Friday, December 5, 2008

Wife Rule #90: Take a Family Portrait

I love looking at the large family portrait hanging at the end of our hallway, the one that shows our family sitting together on the rock jetty closest to Grandpa's beach house. Every year we attempt a family portrait here, but it has proven very difficult to capture the golden moment when all the essential elements intersect for the perfect picture: the transient, fiery light from the setting sun, at just the right angle and hue; the milky, liquid blues in the sky as dusk approaches; the reflected evening light off the darkening water; and just enough sand, rock, and background to elicit soul-warming memories of this place we love to visit.

Sometimes when it's quiet and late and the picture is illuminated by lamplight, I can almost smell the salty breeze and hear the gentle churning of the waves and feel the cool sand between my toes.

Oh yes, and there's also the people.

I haven't forgotten that the most essential, and perhaps the most challenging aspect of any portrait of our young, bustling family is, after all, the family. It is often daunting to capture a shot where we don't have to use a computer afterwards to swap out any heads or other appendages. Scott by himself was on a streak for a couple of years where it was rare to find any shot where his tongue wasn't hanging out, and both eyes were open and pointing in the same direction. Combine that with wiggly little ones, and the strange magnetic pull that draws their fingers to their noses, and you can start to understand why during any given family picture shoot, we take approximately one hundred million pictures, until our kids' grins have turned to grimaces or tears. Most family portraits end with at least one kid completely melting down and the rest of us looking rather constipated.

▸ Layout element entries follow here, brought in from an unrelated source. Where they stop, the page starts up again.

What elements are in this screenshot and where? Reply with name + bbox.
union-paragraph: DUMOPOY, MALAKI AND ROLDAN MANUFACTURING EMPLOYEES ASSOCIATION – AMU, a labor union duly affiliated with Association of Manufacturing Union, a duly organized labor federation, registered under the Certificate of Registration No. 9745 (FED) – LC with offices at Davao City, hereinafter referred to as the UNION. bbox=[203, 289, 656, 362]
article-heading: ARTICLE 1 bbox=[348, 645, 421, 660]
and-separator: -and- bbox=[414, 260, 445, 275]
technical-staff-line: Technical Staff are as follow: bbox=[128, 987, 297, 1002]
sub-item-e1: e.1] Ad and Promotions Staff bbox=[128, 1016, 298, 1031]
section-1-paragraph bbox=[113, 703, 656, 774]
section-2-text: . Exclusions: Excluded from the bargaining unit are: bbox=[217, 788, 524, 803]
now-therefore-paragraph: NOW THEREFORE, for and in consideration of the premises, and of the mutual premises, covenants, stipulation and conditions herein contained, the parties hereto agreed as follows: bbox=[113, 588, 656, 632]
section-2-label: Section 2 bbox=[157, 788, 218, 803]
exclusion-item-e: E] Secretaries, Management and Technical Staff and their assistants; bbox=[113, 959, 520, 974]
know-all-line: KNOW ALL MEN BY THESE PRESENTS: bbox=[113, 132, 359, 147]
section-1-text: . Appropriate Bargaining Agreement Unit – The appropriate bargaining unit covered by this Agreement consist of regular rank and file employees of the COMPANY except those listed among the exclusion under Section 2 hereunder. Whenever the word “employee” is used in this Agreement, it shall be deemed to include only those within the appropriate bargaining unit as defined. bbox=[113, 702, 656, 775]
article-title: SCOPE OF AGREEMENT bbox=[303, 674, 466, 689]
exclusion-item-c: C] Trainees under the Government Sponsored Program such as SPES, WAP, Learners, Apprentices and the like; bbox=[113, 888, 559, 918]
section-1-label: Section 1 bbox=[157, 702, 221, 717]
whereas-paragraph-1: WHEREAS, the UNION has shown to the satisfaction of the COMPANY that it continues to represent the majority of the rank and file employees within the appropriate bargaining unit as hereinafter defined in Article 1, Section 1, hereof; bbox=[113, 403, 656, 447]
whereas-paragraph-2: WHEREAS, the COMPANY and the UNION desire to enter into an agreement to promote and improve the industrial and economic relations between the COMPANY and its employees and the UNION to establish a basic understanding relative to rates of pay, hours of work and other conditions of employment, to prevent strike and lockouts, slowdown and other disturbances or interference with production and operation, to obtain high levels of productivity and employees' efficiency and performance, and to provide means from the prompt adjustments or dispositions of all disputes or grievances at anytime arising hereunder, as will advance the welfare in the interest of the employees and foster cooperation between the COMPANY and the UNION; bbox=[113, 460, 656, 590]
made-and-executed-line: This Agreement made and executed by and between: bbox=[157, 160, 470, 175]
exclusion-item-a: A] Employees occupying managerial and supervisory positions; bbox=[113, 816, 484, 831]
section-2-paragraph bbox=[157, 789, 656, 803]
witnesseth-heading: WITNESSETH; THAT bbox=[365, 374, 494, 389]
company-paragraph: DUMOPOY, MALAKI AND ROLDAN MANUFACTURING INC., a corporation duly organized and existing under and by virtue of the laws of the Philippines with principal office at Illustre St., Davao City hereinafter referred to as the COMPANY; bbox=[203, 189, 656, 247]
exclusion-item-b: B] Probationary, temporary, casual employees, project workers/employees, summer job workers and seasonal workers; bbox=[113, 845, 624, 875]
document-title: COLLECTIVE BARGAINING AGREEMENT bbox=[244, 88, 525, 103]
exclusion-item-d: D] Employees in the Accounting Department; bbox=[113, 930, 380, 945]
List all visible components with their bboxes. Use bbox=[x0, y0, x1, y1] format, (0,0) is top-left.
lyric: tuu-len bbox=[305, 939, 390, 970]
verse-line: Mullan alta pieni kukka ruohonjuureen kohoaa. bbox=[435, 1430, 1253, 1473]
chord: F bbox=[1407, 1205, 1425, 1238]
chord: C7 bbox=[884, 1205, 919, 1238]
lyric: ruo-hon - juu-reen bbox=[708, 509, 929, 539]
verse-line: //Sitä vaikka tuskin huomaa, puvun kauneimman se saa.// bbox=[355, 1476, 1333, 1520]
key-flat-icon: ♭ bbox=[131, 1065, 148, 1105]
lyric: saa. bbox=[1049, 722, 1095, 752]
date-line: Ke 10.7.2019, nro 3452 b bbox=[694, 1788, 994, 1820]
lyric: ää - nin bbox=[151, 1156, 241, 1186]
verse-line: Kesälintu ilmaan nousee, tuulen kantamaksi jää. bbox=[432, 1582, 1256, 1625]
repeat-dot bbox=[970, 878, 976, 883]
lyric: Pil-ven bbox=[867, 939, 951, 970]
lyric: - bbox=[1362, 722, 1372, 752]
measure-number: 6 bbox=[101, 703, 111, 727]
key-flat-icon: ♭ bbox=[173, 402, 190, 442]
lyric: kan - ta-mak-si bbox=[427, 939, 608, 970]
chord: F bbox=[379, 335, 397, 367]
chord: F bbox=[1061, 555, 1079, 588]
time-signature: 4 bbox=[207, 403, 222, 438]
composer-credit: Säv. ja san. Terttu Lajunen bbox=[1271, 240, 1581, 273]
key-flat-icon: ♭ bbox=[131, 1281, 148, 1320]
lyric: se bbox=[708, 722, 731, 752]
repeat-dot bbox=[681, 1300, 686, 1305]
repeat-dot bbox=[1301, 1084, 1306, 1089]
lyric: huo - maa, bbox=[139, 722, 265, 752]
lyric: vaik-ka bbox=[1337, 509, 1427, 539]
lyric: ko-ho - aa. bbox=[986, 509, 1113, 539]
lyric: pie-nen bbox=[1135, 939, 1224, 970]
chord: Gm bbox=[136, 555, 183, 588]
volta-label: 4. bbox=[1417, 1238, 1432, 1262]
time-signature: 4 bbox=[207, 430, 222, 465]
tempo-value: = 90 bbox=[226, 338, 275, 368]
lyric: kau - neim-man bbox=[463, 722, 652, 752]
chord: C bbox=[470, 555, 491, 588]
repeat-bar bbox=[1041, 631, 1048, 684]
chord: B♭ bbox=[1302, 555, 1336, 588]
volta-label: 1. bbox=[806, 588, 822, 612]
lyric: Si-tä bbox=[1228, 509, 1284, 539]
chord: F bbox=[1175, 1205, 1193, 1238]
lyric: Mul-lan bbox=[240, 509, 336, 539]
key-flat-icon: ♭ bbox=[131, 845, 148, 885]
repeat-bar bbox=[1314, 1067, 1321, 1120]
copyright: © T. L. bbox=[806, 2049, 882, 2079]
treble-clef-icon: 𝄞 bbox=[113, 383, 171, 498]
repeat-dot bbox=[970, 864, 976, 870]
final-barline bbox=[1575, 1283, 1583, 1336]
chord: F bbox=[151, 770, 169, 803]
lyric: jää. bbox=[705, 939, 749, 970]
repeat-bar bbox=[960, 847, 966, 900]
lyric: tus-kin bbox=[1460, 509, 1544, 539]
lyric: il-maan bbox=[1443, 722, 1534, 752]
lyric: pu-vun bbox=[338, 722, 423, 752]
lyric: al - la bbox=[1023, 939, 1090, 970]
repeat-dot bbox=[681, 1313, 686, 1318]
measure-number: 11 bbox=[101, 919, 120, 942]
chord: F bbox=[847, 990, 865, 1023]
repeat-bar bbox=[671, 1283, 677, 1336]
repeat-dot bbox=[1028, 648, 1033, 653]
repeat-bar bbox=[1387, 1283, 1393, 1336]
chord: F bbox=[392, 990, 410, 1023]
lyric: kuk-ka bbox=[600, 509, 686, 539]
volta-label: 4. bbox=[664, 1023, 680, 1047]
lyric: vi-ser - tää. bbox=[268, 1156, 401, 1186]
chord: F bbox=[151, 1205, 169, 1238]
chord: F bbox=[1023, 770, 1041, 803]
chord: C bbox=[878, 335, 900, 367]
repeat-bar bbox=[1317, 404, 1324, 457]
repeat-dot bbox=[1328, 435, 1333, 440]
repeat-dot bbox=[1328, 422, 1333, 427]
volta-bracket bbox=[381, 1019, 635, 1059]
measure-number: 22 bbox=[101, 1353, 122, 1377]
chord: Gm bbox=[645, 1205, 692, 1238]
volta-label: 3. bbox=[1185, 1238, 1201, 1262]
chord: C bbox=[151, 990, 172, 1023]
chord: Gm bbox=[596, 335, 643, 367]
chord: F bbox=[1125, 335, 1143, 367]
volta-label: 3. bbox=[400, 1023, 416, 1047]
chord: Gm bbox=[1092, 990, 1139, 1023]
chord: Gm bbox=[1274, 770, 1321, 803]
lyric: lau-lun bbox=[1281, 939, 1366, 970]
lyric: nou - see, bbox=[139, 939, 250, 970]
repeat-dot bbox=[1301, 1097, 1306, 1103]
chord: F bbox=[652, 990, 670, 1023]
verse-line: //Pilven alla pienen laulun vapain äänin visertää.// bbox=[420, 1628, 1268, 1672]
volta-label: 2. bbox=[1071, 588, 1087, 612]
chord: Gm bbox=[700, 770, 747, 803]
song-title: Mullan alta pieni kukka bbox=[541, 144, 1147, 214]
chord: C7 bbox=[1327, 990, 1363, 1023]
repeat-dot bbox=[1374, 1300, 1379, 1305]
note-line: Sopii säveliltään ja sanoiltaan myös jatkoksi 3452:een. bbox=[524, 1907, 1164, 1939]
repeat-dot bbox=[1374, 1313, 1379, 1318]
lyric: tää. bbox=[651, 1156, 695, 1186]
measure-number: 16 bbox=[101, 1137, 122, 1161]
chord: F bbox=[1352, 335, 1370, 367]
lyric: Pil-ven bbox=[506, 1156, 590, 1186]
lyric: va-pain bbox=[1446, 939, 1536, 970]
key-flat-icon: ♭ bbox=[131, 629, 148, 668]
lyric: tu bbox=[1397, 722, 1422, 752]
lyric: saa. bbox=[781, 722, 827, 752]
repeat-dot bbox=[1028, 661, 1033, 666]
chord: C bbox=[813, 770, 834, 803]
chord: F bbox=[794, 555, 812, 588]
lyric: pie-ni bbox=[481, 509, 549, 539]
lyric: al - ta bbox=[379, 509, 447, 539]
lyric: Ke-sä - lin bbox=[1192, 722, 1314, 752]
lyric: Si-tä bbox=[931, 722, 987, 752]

But taking them is worth it, and I'll tell you why. First of all, just take a look at those adorable little mugs: nine-year-old Dawn is clearly on the verge of blossoming into a gorgeous young woman; seven-year-old Rachel has the world's best picture-perfect flirty smile; Scott is a strappingly handsome young five-year-old, the object of affection for all the girls in his Kindergarten class (I have no doubt); Andrew is, well, just take a look at him with his wrinkled up three-year-old nose and grinning, protruding jaw, and you can't help but want to pick him up and squeeze the little bugger with all your strength; and Charity--precious, tiny Charity--can only best be described as an adorable little ball of Cindy-Lou-Who cuteness combined with the angelic aura of someone who is wonderfully, celestially pure and new. (Yes, she does get her way around our house a lot!)

But the value of this snapshot goes far beyond our kids' unimpeachable cuteness or their parents’ obvious photogenic gifts. You see, we have hundreds of highly-entertaining pictures showing the general state of happy chaos that accompanies us through most of our existence (boogery noses, messy hair, half-naked kids streaking through the back yard, etc). But this family portrait is an ideal--a vision of perfection--captured and frozen in time. Yes, we had to work hard to get it. Yes, we took dozens of shots to get just one that was even as good as this one. Yes, this shot is not what we normally look like (the only typical color-coordination of our clothes is that we all have the same food spilled down our shirts). But the ideal shown here is about our family being reflected in the best light, under the best of circumstances, with everyone looking and acting their best, even if just for a moment.

It's important to have ideals in families. It's essential to have goals to work towards. It's vital to remember that by casting aside all the hard labor, the petty problems, the real difficulties, and the endless doldrums of day-to-day life, there is tremendous value and beauty and eternal promise in the concept of family. There's a reason why love flows so easily and abundantly within a family. The spiritual warmth, peace, and purpose that are hinted at by serene, smiling faces in a family portrait are why God gave us families.

At this Christmas season, let's remember that Christ came to earth to belong to a family, a human family like yours and mine, that was full of imperfections and difficulties. He came to show us how to overcome, to hold up the highest ideals as a standard and to enable us to eventually reach them. He is the way, the truth, and the life. He provides the perfect--and only--pathway to the joyous eternity we all want. And He does it for families--our close-knit, earthly families, as well as the broader human family that we all belong to as children of our Heavenly Father.

So take a moment to hold your dear ones close this season, and try to remember why we have families in the first place. And if it helps you, like it does for us, take a family portrait.